Air weapons offences are most often recorded when the weapon is actually fired (around 80% of the time), rather than simply used to intimidate. It follows that air weapons are responsible for the greatest proportion of firearm-involved injuries. Many of these injuries may well be less serious than those resulting from other firearms but there have been over 35 fatalities (many of them children) resulting from air weapon misuse since 1990, roughly one fatality per year. Scotland introduced air weapon licensing in 2016 and by 2021-22, air weapon offending had fallen to around one third of that in the rest of Great Britain. Clearly, it is time for England and Wales to follow suit.

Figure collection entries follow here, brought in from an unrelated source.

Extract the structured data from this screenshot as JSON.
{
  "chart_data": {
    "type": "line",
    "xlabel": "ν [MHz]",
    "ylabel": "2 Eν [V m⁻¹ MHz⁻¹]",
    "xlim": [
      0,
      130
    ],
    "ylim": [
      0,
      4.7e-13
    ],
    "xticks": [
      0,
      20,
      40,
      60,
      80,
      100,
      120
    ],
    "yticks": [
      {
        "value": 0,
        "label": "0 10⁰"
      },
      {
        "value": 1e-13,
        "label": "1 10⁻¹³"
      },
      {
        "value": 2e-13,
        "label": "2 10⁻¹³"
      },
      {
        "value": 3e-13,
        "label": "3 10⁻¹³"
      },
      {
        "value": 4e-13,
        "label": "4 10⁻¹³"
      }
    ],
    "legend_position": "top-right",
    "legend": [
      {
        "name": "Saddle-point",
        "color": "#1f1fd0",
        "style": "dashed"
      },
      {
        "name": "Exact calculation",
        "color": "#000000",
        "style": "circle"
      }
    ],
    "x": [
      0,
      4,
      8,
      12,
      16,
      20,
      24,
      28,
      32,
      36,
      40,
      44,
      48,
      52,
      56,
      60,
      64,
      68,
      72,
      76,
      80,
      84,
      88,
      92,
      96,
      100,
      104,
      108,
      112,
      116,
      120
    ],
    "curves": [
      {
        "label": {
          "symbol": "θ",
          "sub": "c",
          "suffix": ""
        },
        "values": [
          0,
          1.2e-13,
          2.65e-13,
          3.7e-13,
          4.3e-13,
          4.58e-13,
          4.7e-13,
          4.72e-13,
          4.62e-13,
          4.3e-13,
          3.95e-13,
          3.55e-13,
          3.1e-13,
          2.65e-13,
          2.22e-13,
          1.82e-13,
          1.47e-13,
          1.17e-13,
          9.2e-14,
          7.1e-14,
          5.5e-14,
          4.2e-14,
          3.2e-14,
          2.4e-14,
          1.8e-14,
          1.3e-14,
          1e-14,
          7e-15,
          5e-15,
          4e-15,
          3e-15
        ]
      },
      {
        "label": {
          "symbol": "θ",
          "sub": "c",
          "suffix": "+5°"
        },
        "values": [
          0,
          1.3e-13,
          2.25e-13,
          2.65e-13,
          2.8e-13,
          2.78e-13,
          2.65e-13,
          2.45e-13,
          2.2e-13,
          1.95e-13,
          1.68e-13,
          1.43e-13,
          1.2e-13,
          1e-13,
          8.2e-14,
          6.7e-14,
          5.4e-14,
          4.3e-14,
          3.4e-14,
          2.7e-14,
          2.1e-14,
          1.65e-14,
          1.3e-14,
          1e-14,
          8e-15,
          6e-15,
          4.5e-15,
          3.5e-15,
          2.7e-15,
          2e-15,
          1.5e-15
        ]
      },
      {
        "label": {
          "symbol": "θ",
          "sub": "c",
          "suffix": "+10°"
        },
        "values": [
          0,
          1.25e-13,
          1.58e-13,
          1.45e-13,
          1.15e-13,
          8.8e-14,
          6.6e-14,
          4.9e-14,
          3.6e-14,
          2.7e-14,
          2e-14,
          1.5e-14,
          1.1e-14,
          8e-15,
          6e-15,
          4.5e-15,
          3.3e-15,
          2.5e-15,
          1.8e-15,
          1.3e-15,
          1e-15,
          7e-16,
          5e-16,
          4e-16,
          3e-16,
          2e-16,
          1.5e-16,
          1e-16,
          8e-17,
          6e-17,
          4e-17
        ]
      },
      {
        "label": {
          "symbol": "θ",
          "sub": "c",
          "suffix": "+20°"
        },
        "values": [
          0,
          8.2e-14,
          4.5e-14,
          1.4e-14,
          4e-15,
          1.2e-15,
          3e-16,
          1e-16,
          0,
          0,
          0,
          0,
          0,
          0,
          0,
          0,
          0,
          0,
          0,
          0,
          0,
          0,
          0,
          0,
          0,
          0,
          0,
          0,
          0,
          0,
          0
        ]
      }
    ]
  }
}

At a time when youth violence involving gangs, knives and firearms so frequently features in our news headlines, we need to take a much more serious view of air weapons. The harm caused by their misuse is consistently underestimated, trivialised or ignored. Yet in today’s complex mixed economy of illegal firearms, air weapons play a key role as ‘entry level’ weapons. The range and variety of air-powered weapons is far wider than it was in 1968 when our primary firearms legislation was passed (the 1968 Firearms Act). Air weapons now come in a variety of powers and some may be converted to increase their energy discharge or to fire live ammunition. All the available research tells us that, in a tight market, offenders access the weaponry they can, and, given their wider availability, air weapons are often the ‘go-to’ entry-level weapons of choice for the would-be violent.
As the Government considers the future of firearm licensing following recent tragedies, it is clearly time for air weapons to be brought within the firearm licensing system.